An Introduction to Vulnerable Native Breeds

What Does the Term “Vulnerable Native Breeds” Mean?

The term “vulnerable native breeds” indicates dogs of British origin whose numbers are declining, and/or whose status in the dog world has diminished. Applied to breeds that receive 300 or fewer birth registrations per year, the Kennel Club coined the term in 2003. Healthy, sustainable levels for breed registration need to be around the 250 – 300 mark to avoid concerns over the narrowing of the gene pool, and threats of breed extinction.

A surprising selection of dogs are currently on the Kennel Club’s vulnerable native breeds list. Well-known breeds such as the Greyhound, Welsh Terrier and Irish Setter are currently listed as vulnerable, alongside more obscure breeds such as Otterhounds, which is twice as rare as the giant panda.

Why is this Happening and What can We Do?

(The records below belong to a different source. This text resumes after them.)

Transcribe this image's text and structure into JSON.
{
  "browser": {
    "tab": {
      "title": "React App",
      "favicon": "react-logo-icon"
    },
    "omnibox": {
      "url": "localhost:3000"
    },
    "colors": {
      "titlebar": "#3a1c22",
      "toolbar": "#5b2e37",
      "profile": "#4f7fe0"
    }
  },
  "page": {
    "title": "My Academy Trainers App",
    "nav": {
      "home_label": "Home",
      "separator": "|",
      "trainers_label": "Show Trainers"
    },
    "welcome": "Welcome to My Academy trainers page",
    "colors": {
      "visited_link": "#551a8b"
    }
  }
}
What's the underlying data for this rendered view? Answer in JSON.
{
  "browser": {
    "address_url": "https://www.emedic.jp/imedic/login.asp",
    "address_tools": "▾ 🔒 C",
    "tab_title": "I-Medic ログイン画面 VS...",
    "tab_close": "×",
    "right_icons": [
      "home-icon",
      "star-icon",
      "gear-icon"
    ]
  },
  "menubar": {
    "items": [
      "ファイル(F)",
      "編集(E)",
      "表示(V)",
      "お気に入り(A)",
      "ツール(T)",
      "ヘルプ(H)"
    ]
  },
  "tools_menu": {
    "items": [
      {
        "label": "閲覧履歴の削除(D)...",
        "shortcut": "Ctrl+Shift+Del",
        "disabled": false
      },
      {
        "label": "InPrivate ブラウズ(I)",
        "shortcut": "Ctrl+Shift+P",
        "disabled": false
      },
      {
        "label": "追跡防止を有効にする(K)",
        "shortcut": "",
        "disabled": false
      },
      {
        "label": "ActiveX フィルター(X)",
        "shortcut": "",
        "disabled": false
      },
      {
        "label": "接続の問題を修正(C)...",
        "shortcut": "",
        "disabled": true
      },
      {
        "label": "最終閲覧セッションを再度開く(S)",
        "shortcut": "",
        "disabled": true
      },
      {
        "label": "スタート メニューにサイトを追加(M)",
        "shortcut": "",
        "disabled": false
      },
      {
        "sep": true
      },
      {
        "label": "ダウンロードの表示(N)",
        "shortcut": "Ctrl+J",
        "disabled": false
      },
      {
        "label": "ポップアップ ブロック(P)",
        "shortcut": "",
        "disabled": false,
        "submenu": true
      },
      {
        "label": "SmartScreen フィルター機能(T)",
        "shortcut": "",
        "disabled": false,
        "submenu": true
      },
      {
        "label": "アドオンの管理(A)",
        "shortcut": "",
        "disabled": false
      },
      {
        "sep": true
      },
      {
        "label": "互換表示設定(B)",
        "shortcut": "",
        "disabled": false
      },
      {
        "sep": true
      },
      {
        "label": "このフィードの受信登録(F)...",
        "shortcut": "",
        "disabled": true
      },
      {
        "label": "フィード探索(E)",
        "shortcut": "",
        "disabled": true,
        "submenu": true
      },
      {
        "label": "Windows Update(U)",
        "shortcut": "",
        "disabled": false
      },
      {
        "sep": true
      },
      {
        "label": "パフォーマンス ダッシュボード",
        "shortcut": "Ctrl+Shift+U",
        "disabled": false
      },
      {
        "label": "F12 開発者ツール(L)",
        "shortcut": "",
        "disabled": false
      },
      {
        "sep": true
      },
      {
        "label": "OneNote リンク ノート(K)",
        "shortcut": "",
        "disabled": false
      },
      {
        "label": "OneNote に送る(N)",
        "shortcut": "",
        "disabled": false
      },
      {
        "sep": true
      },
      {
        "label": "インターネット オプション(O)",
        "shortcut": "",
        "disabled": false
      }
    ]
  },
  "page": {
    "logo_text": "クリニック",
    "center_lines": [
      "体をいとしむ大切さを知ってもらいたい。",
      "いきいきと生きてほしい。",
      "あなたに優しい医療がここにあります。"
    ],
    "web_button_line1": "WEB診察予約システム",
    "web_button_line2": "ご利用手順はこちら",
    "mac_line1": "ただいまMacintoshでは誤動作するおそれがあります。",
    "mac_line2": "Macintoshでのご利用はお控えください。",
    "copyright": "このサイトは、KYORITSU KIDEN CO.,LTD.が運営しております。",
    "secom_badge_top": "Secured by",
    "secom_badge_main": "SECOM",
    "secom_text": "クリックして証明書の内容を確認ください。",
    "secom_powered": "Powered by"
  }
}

Curiously, issues of size or grooming demands are not typically a factor with vulnerable native breeds. Many larger dogs, or dogs with more intense grooming needs remain popular.

Choice may instead be an issue. There are over 200 dog breeds recognised by the Kennel Club, only 63 of which are British. Lifestyle and celebrity trends must also be considered – indeed, more “exotic” breeds such as Huskies and Chihauhaus are seeing increased registrations year on year.

The Kennel Club continue to actively research these native breeds in an attempt to ascertain why certain breeds are vulnerable, and the nature of their vulnerability. In addition, vulnerable breeds Crufts and Discover Dogs now showcase these vulnerable breeds, and long-term development is also planned between the Kennel Club and the individual breed clubs to give these native dogs more prominence.